Young girls now see this image of women portrayed in the songs and videos as what they must be to gain the affection and “love” of men. Nikki Minaj is the top artist that currently contributes to this idea, primarily because she can spit and because of her status as a sexual icon. Some of her songs are filled with grotesque sexual content, but the roles are reversed, and they portray what she does to men. She has become the new and twisted portrayal for female empowerment. She has replaced good female rappers, such as Lady of Rage, who had powerful messages that fought against this treatment of women. As part of Young Money Entertainment, a label that is almost entirely degrading of women, Minaj communicates the message that since she can get these men to do certain things to her and for her, she is above them and therefore empowered. Songs where this idea can be seen: “Up Out My Face” with Mariah Carey, “Super Bass,” “Knock Out,” “Did It On Em,” and “Romans Road.”

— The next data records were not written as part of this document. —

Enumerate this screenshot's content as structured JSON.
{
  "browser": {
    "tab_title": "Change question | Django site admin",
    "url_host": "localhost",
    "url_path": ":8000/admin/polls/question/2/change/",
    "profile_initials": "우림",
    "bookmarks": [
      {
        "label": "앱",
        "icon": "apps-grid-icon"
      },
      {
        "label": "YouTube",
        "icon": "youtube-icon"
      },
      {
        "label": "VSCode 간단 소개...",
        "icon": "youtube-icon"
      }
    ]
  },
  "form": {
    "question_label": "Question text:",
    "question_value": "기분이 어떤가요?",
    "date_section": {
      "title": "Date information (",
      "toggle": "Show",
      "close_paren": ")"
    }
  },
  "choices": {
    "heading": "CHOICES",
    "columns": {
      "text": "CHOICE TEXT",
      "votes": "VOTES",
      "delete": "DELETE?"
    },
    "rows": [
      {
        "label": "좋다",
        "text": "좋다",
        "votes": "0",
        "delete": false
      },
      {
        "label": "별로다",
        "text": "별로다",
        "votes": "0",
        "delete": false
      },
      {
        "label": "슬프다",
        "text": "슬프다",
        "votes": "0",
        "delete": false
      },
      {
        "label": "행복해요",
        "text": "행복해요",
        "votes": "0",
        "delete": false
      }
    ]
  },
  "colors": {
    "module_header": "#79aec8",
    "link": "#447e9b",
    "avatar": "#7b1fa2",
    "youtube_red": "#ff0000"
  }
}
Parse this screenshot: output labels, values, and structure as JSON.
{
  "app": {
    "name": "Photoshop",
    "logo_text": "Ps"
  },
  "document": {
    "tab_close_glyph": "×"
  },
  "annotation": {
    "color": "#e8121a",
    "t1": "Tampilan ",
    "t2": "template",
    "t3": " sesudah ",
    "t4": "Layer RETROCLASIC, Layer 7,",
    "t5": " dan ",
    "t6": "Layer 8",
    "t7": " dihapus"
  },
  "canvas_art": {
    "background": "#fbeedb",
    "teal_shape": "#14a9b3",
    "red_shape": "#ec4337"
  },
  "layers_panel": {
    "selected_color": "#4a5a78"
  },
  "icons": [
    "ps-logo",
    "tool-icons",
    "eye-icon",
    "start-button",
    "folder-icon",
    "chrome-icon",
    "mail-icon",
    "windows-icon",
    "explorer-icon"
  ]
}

John explains that all of this is especially detrimental when girls grow up without any solid male figures in their lives (Allen). All they know men to be and do is encompassed within the lyrics and images portrayed through hip-hop. Words have power. If you are always referred to as a ho’ or a bitch, you begin to believe it. Danija grew up in Cabrini and now rotates between the West Side and South Side, depending on who her mom is staying with at the time. She is repeatedly called “Ho”; it is her nickname. Danija is six years old. Although this degrading language is not used just because of hip-hop, its use by such esteemed icons encourages and defines it as “cool.”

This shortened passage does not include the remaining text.